Buku yang sedang saya baca belum lama ini adalah sebuah nasehat bagi anak-anak muda yang sedang bercita-cita menjadi saintis. Buku ini ditulis oleh seorang biolog Inggris yang sangat terkenal, Peter Medawar. Judulnya: “Advice To a Young Scientist”.
Yang menarik dari buku ini bukan sekedar isinya, tetapi juga kualitas bahasanya. Medawar menulis buku ini dengan bahasa Inggris yang elegan dan indah.

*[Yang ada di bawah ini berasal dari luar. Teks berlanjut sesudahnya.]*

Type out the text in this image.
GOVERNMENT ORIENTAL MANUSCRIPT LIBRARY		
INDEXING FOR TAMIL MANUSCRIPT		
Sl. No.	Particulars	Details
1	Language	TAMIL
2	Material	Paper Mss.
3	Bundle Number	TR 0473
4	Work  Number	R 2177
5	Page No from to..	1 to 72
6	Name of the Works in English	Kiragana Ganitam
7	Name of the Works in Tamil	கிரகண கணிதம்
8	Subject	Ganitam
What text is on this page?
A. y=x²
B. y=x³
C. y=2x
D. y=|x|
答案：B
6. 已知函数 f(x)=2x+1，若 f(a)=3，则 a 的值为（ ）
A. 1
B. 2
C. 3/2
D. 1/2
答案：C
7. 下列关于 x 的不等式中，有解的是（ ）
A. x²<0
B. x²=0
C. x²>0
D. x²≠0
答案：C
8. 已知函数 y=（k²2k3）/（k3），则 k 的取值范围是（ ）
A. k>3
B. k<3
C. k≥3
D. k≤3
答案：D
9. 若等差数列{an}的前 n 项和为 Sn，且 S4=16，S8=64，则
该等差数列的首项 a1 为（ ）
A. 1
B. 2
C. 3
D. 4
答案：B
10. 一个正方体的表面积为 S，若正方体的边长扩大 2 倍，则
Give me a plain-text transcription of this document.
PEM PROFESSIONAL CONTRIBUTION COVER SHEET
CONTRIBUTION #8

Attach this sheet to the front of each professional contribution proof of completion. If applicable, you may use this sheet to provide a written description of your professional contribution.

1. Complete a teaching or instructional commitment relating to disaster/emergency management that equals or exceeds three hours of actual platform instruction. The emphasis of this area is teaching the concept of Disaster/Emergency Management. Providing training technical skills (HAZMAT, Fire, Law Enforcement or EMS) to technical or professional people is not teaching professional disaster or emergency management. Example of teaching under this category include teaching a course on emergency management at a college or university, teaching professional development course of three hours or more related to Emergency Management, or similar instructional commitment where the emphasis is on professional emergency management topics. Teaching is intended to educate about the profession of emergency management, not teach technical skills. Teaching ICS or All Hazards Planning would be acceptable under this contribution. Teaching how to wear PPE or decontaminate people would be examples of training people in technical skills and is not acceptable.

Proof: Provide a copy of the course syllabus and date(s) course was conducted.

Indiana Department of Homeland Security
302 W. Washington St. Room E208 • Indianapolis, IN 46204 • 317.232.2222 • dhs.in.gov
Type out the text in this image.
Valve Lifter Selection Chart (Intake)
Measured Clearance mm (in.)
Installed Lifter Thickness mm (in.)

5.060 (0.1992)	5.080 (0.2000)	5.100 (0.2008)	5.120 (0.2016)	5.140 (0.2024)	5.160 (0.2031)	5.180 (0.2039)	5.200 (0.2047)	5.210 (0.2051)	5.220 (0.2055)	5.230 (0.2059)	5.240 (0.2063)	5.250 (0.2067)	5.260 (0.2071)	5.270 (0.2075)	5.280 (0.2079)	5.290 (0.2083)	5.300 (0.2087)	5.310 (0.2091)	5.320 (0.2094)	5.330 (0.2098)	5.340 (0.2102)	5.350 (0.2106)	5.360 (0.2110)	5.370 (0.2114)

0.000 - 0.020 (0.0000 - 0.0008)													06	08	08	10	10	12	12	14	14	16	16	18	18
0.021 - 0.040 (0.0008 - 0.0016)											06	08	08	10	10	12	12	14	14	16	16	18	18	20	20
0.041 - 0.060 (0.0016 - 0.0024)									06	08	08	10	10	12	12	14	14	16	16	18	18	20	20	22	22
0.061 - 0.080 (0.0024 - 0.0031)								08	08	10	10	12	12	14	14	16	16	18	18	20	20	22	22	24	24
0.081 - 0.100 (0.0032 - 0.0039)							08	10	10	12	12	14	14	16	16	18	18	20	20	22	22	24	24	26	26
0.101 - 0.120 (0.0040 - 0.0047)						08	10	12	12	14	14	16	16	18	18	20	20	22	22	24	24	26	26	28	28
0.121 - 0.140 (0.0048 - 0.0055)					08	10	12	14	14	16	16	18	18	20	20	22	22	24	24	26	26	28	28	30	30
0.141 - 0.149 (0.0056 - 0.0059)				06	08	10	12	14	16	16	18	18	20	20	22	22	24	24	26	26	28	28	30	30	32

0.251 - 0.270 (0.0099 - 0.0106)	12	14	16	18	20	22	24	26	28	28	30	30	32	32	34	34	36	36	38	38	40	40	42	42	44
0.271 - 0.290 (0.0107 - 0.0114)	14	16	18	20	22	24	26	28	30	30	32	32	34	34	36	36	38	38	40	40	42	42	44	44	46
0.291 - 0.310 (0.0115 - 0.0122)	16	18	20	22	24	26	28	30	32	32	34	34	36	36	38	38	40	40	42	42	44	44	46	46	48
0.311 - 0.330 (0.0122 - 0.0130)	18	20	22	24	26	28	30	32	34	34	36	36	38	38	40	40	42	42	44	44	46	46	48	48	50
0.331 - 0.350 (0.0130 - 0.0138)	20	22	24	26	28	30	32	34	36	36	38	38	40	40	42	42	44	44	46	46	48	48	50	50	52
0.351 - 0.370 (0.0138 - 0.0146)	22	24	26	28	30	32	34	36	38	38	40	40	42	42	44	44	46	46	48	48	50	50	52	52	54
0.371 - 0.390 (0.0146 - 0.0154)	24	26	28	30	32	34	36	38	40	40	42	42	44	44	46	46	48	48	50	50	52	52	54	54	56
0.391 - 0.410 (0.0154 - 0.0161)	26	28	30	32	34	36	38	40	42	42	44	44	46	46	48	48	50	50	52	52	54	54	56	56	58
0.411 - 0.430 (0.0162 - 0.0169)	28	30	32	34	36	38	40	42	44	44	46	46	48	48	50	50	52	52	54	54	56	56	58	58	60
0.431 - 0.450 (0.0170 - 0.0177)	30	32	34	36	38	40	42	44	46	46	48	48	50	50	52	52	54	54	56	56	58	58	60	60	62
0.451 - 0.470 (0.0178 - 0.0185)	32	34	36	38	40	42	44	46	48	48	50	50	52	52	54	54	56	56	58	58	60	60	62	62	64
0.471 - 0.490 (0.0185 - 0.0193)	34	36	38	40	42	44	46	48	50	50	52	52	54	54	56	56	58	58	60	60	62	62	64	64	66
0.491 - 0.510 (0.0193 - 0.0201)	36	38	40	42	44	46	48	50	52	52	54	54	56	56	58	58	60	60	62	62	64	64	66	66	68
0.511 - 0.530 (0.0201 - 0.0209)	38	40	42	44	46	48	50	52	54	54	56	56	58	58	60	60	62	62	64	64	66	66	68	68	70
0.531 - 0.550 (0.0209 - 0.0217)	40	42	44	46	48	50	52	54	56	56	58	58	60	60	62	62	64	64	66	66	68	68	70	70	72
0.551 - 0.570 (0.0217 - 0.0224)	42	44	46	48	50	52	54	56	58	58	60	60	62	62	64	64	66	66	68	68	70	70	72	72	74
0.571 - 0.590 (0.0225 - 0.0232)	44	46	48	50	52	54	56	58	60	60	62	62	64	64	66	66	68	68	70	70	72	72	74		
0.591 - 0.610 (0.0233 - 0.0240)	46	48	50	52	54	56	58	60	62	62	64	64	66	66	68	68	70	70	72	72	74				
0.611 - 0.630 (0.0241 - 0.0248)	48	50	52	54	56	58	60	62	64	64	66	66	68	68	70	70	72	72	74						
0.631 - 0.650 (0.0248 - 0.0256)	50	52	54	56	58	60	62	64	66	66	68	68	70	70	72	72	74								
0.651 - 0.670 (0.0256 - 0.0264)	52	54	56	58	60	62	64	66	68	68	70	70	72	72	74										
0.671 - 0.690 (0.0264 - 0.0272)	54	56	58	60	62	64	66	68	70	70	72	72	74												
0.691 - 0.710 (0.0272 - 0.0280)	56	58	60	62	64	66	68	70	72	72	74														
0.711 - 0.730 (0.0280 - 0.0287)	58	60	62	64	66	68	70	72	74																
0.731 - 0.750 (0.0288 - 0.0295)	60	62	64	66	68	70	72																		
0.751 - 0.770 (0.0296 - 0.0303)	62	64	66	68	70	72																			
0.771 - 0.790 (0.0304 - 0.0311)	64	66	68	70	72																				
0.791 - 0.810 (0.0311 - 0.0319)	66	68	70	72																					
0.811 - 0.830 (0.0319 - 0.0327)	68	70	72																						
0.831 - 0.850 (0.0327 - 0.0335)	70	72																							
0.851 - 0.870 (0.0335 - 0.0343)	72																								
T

Buku ini bukan sekedar “petuah saintis sepuh” yang diberikan kepada para generasi penerus, tetapi juga sebuah esai sastra yang memikat.
Bab terakhir dalam buku ini sangat menarik: “Scientific Meliorism versus Scientific Messianism”. Sains, demikian kata Medawar, memiliki watak yang khas: berusaha memecahkan masalah dan rahasia yang tersembunyi di alam yang maha luas ini secara “inkremental”, pelan-pelan, sedikit demi sedikit. Itulah yang oleh Medawar disebut “meliorisme”: memperbaiki sesuatu secara pelan-pelan, tidak grusa-grusu.
Sains bukanlah semacam “Messiah” atau Juru Selamat yang datang dengan semacam “mjölnir”, palu godam milik Thor yang abracadabra bisa mengungkap seluruh rahasia alam secara mendadak. Kerja sains adalah seperti kerja seorang pematung: dia menatah batu sedikit demi sedikit.
“Seorang saintis memiliki ciri khas utama, yaitu penuh harapan,” kata Medawar. Ini berbeda dengan para ilmuwan yang bekerja dalam bidang ilmu-ilmu kemanusiaan yang umumnya cenderung “pesimis”. Medawar menggunakan istilah “habitual despondency of the literary humanists”.
Implikasi sains secara moral-etis selaras dengan ajaran agama: yaitu adanya sikap optimisme, husnuzzann. Meskipun tidak semua orang beragama berhasil menerapkan ajaran ini dalam kehidupan sehari-hari.
Saya amat menikmati buku ini. Saya kira, para calon saintis di Indonesia sudah mengenal buku ini.